9. The Rental Debt Snowball Plan The Rental Debt Snowball Plan is one of my favorite strategies to predictably build wealth, reduce risk, and eventually create an ongoing income stream from rental properties. It basically involves gathering all of the cash flow from your current rentals and any other sources, and then concentrating that cash flow to pay off one mortgage debt at a time.
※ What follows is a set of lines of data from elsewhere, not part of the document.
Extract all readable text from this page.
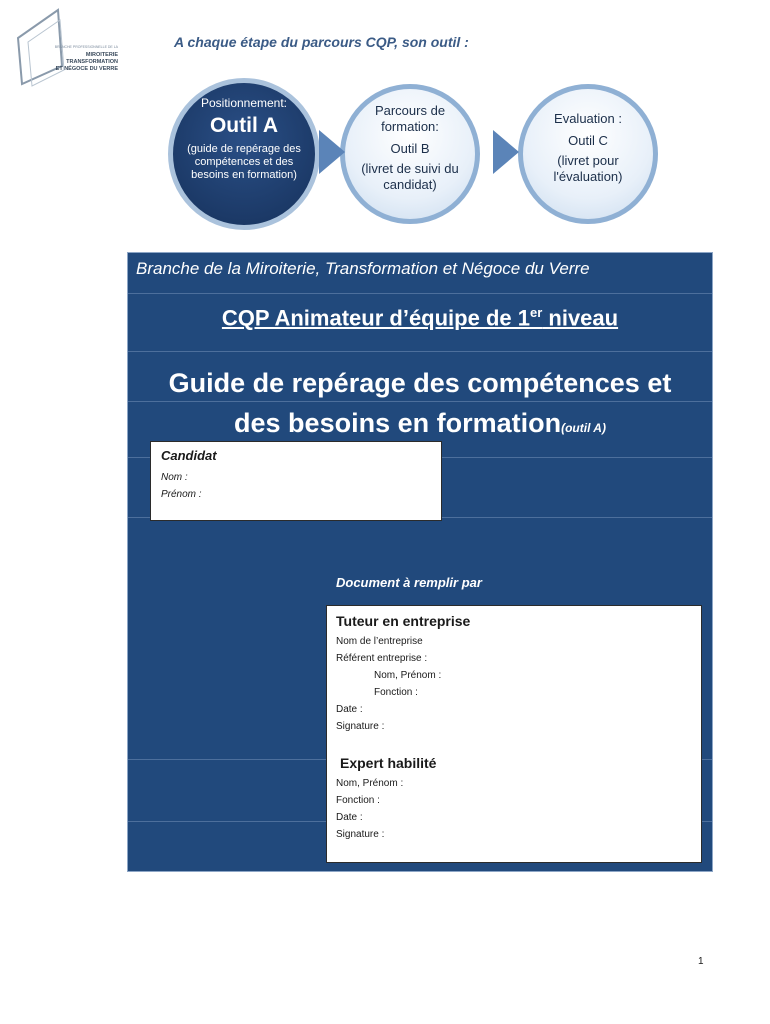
BRANCHE PROFESSIONNELLE DE LA
MIROITERIE
TRANSFORMATION
ET NÉGOCE DU VERRE
A chaque étape du parcours CQP, son outil :
Positionnement:
Outil A
(guide de repérage des compétences et des besoins en formation)
Parcours de formation:
Outil B
(livret de suivi du candidat)
Evaluation :
Outil C
(livret pour l'évaluation)
Branche de la Miroiterie, Transformation et Négoce du Verre
CQP Animateur d’équipe de 1er niveau
Guide de repérage des compétences et
des besoins en formation(outil A)
Candidat
Nom :
Prénom :
Document à remplir par
Tuteur en entreprise
Nom de l’entreprise
Référent entreprise :
Nom, Prénom :
Fonction :
Date :
Signature :
Expert habilité
Nom, Prénom :
Fonction :
Date :
Signature :
1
10. The All-Cash Rental Plan The All-Cash Rental Plan is similar to the Rental Debt Snowball Plan because it snowballs rental income for growth. But instead of using mortgages, you just save up cash and buy a rental property without any debt. Some financial teachers like Dave Ramsey advocate this type of investing. It would be tough to get started with all cash investing in a high priced market, but in many areas, it’s still a great plan. 11. The Trade-Up Plan The Rental Trade-Up Plan is perfect for entrepreneurial investors willing to juggle a lot of moving parts. This strategy is a way to quickly build real estate wealth and income by moving from smaller to larger properties, typically using a technique called a 1031 tax-free exchange.
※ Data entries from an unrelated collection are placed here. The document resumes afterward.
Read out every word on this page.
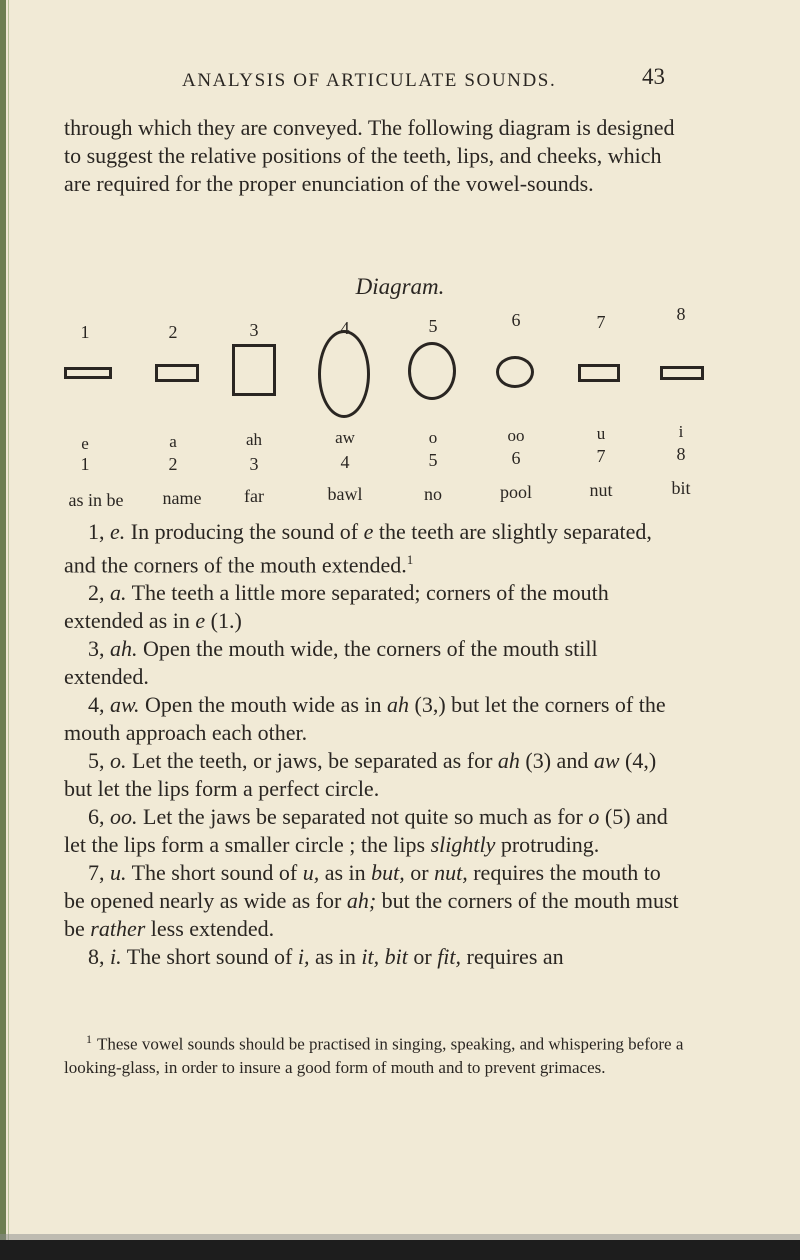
ANALYSIS OF ARTICULATE SOUNDS.	43
through which they are conveyed. The following diagram is designed to suggest the relative positions of the teeth, lips, and cheeks, which are required for the proper enunciation of the vowel-sounds.
Diagram.
1	2	3	4	5	6	7	8
e	a	ah	aw	o	oo	u	i
1	2	3	4	5	6	7	8
as in be	name	far	bawl	no	pool	nut	bit

1, e. In producing the sound of e the teeth are slightly separated, and the corners of the mouth extended.$^1$

2, a. The teeth a little more separated; corners of the mouth extended as in e (1.)

3, ah. Open the mouth wide, the corners of the mouth still extended.

4, aw. Open the mouth wide as in ah (3,) but let the corners of the mouth approach each other.

5, o. Let the teeth, or jaws, be separated as for ah (3) and aw (4,) but let the lips form a perfect circle.

6, oo. Let the jaws be separated not quite so much as for o (5) and let the lips form a smaller circle ; the lips slightly protruding.

7, u. The short sound of u, as in but, or nut, requires the mouth to be opened nearly as wide as for ah; but the corners of the mouth must be rather less extended.

8, i. The short sound of i, as in it, bit or fit, requires an

$^1$ These vowel sounds should be practised in singing, speaking, and whispering before a looking-glass, in order to insure a good form of mouth and to prevent grimaces.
Debt Strategies These debt strategies put you into the profitable (and often passive) role of lender instead of an owner of real estate. 12. Hard Money Lending Hard money lending is the strategy of making short-term loans to real estate investors who buy rentals or fix-and-flip properties. Usually, the loans involve high-interest rates, points (i.e. upfront fees), and lower loan to value ratios. While the strategy can be very profitable, it also has large risks. If you have to take the properties back at foreclosure, you need to make sure you’re protected. 13. Discounted Note Investing Discounted note investing means creating or buying notes (i.e. real estate debt) at a discount to the note’s full value. Because of this margin of safety, you can create large returns and reduce your risk. One form of Discounted Note Investing involves buying notes (typically those that are delinquent) from other owner financing sellers or from banks. This is a much more advanced strategy, so I recommend studying it carefully before jumping in. Passive Strategies Although some of the passive strategies below still involve important upfront investment decisions, they require less day-to-day hassles than some of the prior strategies. 14. Syndications & Crowdfunding Syndication is essentially pooling your money with other investors to buy real estate or make loans. It’s a way to invest in any of the other strategies mentioned above without having to put the deals together yourself. You invest your money with syndicators or general partners who find and manage deals for you (and they receive a fee). Crowdfunding is a relatively new form of syndication investing where deal opportunities are marketed through online platforms like Peer Street (this is an affiliate link). Most require you to be an accredited investor, but you can sometimes begin investing with as little as $1,000 to $5,000 per investment. 15. Real Estate Investing Trusts (REITs) Real estate investment trusts (i.e. REITs) are very similar to a mutual fund. But instead of allowing you to own a piece of many stocks or bonds, these REITs allow you to own a piece of many commercial, income-producing properties.